Yeah sorry. About a lot of things. But anyway.

– and I never had to deal with a lot of the experiences I’m hearing about today. Some of them still echo in me, resonating with my childhood, with things I heard, with ideas I learned. One little story that sticks in my head, from a song.

They Might Be Giants - How Can I Sing Like a Girl?

This is a pretty weird song in a pretty weird album. I legit don’t know what it’s ‘about’ or if it’s about anything. They Might Be Giants do that sort of thing all the time and the songs on that same album also include the strangely horror-story driven Spiralling Shape and the mind controlling music of The Bells Are Ringing. It could be this song is about trans issues and I have no idea.

But I heard this song as a kid, in the secret clandestine way we heard music in our home lives during that stage of my life, and I liked it as part of the album it was on, which I had taped from a friend of a friend’s CD in an overnight borrow that I had to return the day afterwards, no option.

You kids with your ipods, I swear.

Anyway, I heard this song a few times, in my bedroom. And thought nothing much of it. It was just weird – I mean I could sing ‘like a girl’ at the time, which in my mind meant that I was capable of singing soprano. I actually flatter my memory to think I had a really good soprano voice before my voice broke to its more boringness now – I know that to properly put my voice behind a song in choir and at church, I had to really go for it. I got accused of pride for this a few times, which I dunno. Probably true, in the world of sins. The point being that that was all it was to me: A song wondering about having a ‘girl’ voice.

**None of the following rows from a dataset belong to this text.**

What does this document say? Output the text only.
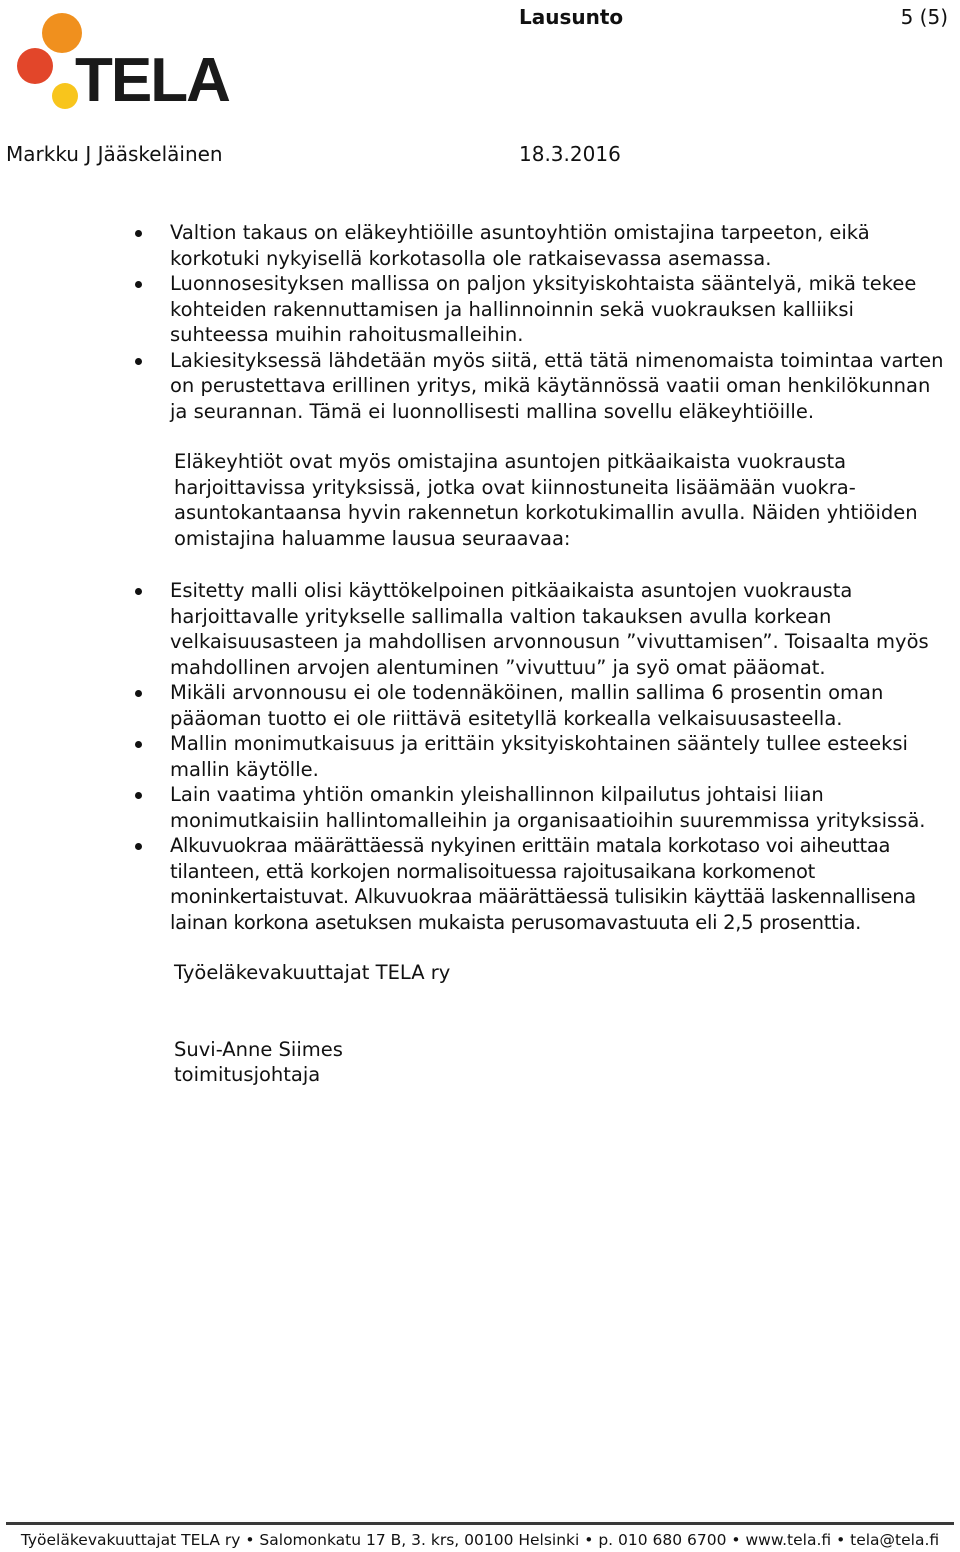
TELA
Lausunto	5 (5)
Markku J Jääskeläinen	18.3.2016
Valtion takaus on eläkeyhtiöille asuntoyhtiön omistajina tarpeeton, eikä korkotuki nykyisellä korkotasolla ole ratkaisevassa asemassa.
Luonnosesityksen mallissa on paljon yksityiskohtaista sääntelyä, mikä tekee kohteiden rakennuttamisen ja hallinnoinnin sekä vuokrauksen kalliiksi suhteessa muihin rahoitusmalleihin.
Lakiesityksessä lähdetään myös siitä, että tätä nimenomaista toimintaa varten on perustettava erillinen yritys, mikä käytännössä vaatii oman henkilökunnan ja seurannan. Tämä ei luonnollisesti mallina sovellu eläkeyhtiöille.

Eläkeyhtiöt ovat myös omistajina asuntojen pitkäaikaista vuokrausta harjoittavissa yrityksissä, jotka ovat kiinnostuneita lisäämään vuokra-asuntokantaansa hyvin rakennetun korkotukimallin avulla. Näiden yhtiöiden omistajina haluamme lausua seuraavaa:

Esitetty malli olisi käyttökelpoinen pitkäaikaista asuntojen vuokrausta harjoittavalle yritykselle sallimalla valtion takauksen avulla korkean velkaisuusasteen ja mahdollisen arvonnousun ”vivuttamisen”. Toisaalta myös mahdollinen arvojen alentuminen ”vivuttuu” ja syö omat pääomat.
Mikäli arvonnousu ei ole todennäköinen, mallin sallima 6 prosentin oman pääoman tuotto ei ole riittävä esitetyllä korkealla velkaisuusasteella.
Mallin monimutkaisuus ja erittäin yksityiskohtainen sääntely tullee esteeksi mallin käytölle.
Lain vaatima yhtiön omankin yleishallinnon kilpailutus johtaisi liian monimutkaisiin hallintomalleihin ja organisaatioihin suuremmissa yrityksissä.
Alkuvuokraa määrättäessä nykyinen erittäin matala korkotaso voi aiheuttaa tilanteen, että korkojen normalisoituessa rajoitusaikana korkomenot moninkertaistuvat. Alkuvuokraa määrättäessä tulisikin käyttää laskennallisena lainan korkona asetuksen mukaista perusomavastuuta eli 2,5 prosenttia.

Työeläkevakuuttajat TELA ry

Suvi-Anne Siimes

toimitusjohtaja

Työeläkevakuuttajat TELA ry • Salomonkatu 17 B, 3. krs, 00100 Helsinki • p. 010 680 6700 • www.tela.fi • tela@tela.fi
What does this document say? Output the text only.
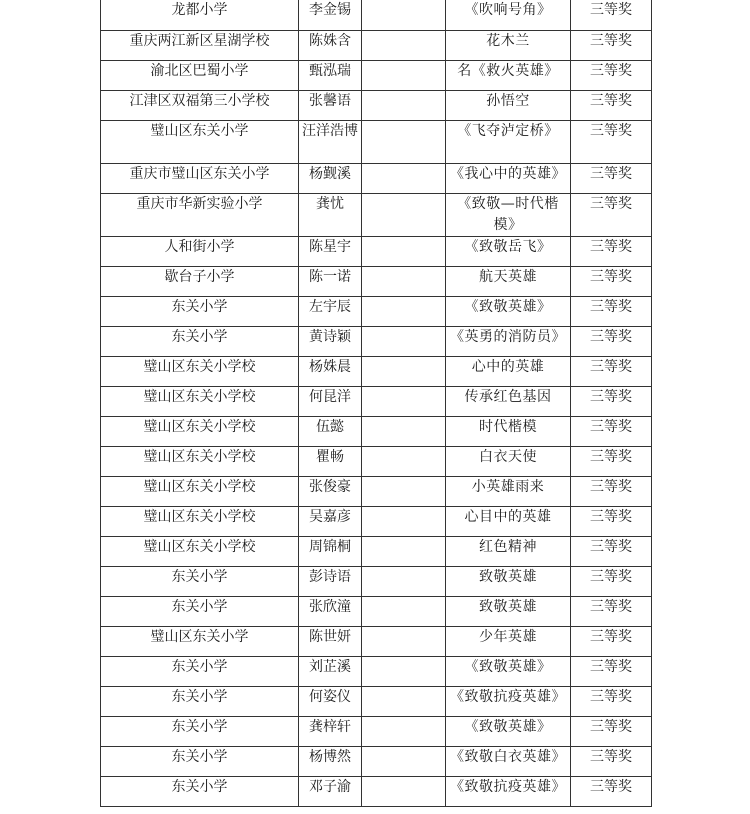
龙都小学	李金锡		《吹响号角》	三等奖
重庆两江新区星湖学校	陈姝含		花木兰	三等奖
渝北区巴蜀小学	甄泓瑞		名《救火英雄》	三等奖
江津区双福第三小学校	张馨语		孙悟空	三等奖
璧山区东关小学	汪洋浩博		《飞夺泸定桥》	三等奖
重庆市璧山区东关小学	杨觐溪		《我心中的英雄》	三等奖
重庆市华新实验小学	龚忧		《致敬—时代楷模》	三等奖
人和街小学	陈星宇		《致敬岳飞》	三等奖
歇台子小学	陈一诺		航天英雄	三等奖
东关小学	左宇辰		《致敬英雄》	三等奖
东关小学	黄诗颖		《英勇的消防员》	三等奖
璧山区东关小学校	杨姝晨		心中的英雄	三等奖
璧山区东关小学校	何昆洋		传承红色基因	三等奖
璧山区东关小学校	伍懿		时代楷模	三等奖
璧山区东关小学校	瞿畅		白衣天使	三等奖
璧山区东关小学校	张俊豪		小英雄雨来	三等奖
璧山区东关小学校	吴嘉彦		心目中的英雄	三等奖
璧山区东关小学校	周锦桐		红色精神	三等奖
东关小学	彭诗语		致敬英雄	三等奖
东关小学	张欣潼		致敬英雄	三等奖
璧山区东关小学	陈世妍		少年英雄	三等奖
东关小学	刘芷溪		《致敬英雄》	三等奖
东关小学	何姿仪		《致敬抗疫英雄》	三等奖
东关小学	龚梓轩		《致敬英雄》	三等奖
东关小学	杨博然		《致敬白衣英雄》	三等奖
东关小学	邓子渝		《致敬抗疫英雄》	三等奖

My sister, out of nowhere, at a family dinner, brought it up as if it was pornography.

The idea that this song was somehow obscene and disgusting was brought up and talked about. My parents didn’t know what the song was – so they relied on my sister telling them about it. I remember being confused and stunned by it – and finally being given the advice I should never sing that song.

Now I’m a cis boy.

But how fucking patrolled is that gender boundary? How utterly weird is it that a half-memory of a song I didn’t understand that just used the phrase ‘like a girl’ was something my family thought was important enough that my sister ratted me out about it? When I didn’t know I’d done anything wrong?

Also probably the first place I heard the word ‘objectified.’

I can’t imagine how awful the life I’d led would have been for someone who, in addition to the problems I had with violence and identity and want and self-acceptance, was struggling with being told their gender was wrong, and they were stuck with it. I can’t imagine being that cruel to someone who was doing nothing wrong. I can’t imagine it because we make that action, the policing of gender, a tiny invisible action we all do every day, so none of us notice when we do it.